ABOUT THE AUTHOR: Donna Tan, from the Philippines, is a pastor’s wife, a pastor’s kid, a counselor, professional editor (for both academic and popular writing), resource speaker, writer, and blogger. Her passion is to minister to women (pastor’s wives in particular), couples and families.
Donna’s ministry experiences span ages and cultures; having led youth and women ministries in the Philippines, as well as women ministries in the US (as a leader with Trinity Wives Fellowship from 2010-2012, in Deerfield, IL). Donna is married to Dr. Jason Richard Tan (Ph.D.), and they have two children – Joshua (16) and Elisha (11). They have been married for 18 years. Jason and Donna are missionaries under GlobalGrace Fellowship (based in Pasadena, CA) serving the Philippines and Asia. She is the Admin Director of Great Commission Missionary Training Center. She is also a writer, professional editor, and blogger. You can connect with Donna through her blog TonesOfHope.blogspot.com
4 Comments
Great lesson here for those who claim to be Father, must learn a lot from the article.

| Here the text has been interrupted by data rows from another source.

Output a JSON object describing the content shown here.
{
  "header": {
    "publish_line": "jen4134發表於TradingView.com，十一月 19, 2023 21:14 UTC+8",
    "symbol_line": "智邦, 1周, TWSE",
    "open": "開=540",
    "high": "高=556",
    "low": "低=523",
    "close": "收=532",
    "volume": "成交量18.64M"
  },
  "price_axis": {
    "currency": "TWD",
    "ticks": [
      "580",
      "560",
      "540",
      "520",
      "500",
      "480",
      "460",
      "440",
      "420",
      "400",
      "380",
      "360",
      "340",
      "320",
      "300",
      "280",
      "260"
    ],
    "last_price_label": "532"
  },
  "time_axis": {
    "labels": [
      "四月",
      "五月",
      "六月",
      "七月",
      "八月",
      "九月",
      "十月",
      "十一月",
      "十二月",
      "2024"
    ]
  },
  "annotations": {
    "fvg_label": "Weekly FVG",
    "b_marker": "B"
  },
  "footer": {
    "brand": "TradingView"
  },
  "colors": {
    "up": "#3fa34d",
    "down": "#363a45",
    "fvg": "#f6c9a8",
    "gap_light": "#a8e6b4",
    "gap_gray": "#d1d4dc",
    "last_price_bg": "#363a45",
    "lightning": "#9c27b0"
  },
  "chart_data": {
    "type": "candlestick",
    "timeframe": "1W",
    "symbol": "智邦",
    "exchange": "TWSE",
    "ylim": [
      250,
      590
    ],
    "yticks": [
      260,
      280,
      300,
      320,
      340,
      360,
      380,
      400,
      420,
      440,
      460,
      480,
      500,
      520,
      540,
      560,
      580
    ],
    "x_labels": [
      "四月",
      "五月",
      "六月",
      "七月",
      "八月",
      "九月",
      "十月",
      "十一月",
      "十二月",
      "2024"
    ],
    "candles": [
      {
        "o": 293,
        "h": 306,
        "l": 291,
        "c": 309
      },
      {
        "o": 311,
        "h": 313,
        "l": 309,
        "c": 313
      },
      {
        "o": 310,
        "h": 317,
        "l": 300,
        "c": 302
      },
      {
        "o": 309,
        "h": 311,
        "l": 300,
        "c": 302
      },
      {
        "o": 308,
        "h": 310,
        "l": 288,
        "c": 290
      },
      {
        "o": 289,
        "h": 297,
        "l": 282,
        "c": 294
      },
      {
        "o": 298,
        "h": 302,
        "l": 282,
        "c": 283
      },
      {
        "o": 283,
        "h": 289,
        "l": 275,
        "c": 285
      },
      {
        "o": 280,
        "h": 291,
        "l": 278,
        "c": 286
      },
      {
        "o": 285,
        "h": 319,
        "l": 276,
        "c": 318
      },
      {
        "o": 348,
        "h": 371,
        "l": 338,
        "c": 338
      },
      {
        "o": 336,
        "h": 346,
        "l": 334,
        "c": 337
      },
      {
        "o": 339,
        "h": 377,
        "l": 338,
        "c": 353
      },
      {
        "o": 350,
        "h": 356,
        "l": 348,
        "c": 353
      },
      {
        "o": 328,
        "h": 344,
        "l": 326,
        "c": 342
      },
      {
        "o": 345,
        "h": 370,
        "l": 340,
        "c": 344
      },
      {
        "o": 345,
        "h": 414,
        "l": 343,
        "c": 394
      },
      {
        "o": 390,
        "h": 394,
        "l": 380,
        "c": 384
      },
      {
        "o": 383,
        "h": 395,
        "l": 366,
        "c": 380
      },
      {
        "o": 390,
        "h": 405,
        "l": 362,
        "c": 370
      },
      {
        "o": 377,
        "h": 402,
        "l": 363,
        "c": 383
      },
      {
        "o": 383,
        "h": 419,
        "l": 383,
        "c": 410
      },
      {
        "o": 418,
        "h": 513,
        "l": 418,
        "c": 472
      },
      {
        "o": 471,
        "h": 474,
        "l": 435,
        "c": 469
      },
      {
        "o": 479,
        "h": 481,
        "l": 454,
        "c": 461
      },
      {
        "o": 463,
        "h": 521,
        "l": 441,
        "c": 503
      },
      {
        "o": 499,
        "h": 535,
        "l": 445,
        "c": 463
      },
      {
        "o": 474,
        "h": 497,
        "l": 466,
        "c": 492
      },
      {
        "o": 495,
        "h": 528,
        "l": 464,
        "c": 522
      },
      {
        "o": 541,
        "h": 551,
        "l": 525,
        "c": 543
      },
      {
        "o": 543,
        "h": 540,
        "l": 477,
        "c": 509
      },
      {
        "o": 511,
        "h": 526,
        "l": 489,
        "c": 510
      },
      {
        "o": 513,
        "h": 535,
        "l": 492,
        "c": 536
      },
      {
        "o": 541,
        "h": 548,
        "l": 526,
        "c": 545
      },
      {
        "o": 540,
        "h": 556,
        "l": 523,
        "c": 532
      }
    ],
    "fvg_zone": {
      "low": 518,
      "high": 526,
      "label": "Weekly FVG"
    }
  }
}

Thank you Janet, we couldn’t agree more 🙂
True we have to be good Dads not just men responsible to provide for the family’s physical needs.The role of each father is to be Pastor to his family.But Pastors do not minister in isolation we therefore need the support of our spouses. It is pretty difficult for a family to hit the target when the rest of the members are aiming in the opposite direction. We have to lead the family to the same focal point in order to have a legacy.
Dear David,
Thank you for your comment. Indeed, we have to be focused just like a team.